Composite tool find puts China at centre of tech revolution up to 160,000 years ago: paper
Team says discovery of 2,600 stone tools, including hafted tools, reshapes understanding of human evolution in eastern Asia

China may have led a Stone Age technological race as early as 160,000 years ago, by crafting sophisticated stone tools for cutting, piercing and sawing, according to a new study.
An international team of scientists said the discovery of hafted tools – the earliest evidence for composite tools in eastern Asia – had reshaped the understanding of human evolution in the region.

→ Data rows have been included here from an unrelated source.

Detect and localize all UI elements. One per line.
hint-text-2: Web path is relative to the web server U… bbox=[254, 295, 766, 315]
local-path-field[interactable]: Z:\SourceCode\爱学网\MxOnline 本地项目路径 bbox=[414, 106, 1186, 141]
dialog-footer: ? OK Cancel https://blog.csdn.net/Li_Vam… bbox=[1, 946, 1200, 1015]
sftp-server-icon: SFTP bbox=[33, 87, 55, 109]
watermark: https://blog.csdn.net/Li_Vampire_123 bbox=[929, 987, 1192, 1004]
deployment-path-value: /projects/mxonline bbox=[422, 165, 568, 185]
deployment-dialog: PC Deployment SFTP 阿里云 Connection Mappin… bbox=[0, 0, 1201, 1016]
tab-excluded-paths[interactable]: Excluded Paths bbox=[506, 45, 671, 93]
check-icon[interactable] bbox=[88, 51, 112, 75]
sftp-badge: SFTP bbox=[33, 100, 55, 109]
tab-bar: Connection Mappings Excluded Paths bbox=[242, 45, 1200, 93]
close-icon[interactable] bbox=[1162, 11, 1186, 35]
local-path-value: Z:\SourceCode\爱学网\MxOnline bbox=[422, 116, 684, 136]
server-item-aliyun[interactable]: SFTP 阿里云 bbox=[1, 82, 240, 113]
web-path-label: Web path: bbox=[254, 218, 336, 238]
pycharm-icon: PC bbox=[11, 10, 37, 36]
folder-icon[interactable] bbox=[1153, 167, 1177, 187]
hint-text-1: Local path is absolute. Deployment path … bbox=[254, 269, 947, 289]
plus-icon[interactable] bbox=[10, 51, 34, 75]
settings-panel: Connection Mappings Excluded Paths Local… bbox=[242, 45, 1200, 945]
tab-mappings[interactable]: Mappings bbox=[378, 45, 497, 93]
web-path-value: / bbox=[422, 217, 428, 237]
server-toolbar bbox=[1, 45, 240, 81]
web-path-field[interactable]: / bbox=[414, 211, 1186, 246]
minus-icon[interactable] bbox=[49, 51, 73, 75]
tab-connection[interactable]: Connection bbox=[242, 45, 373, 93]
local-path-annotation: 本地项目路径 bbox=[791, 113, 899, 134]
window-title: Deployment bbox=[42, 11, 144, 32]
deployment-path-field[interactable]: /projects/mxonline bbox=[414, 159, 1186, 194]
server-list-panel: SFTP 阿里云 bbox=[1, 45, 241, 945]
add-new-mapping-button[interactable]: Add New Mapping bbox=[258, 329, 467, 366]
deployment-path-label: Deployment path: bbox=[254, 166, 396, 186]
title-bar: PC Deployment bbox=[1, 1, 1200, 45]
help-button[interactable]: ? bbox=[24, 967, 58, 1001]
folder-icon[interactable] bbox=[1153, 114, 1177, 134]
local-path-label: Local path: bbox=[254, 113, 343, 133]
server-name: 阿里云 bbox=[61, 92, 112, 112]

They said the find showed that hominins in China were much more inventive and adaptable than previously thought, challenging the widely held belief that “hominin technologies in eastern Asia lack signs of innovation and sophistication” in the later part of the Middle Pleistocene.
The researchers from institutions in Australia, China, Norway, Spain and the United States published their findings in the peer-reviewed journal Nature Communications on Tuesday.
“Earlier records, such as the evidence from Xigou, challenge this dominant paradigm and show that hominins in China from the Middle to Late Pleistocene possessed the cognitive and technical abilities to produce complex and diversified items of material culture, compatible with their counterparts from other regions of Africa and Eurasia,” the team wrote.

Xigou, an archaeological site discovered in 2017 and excavated from 2019 to 2021, is in the central Chinese province of Henan.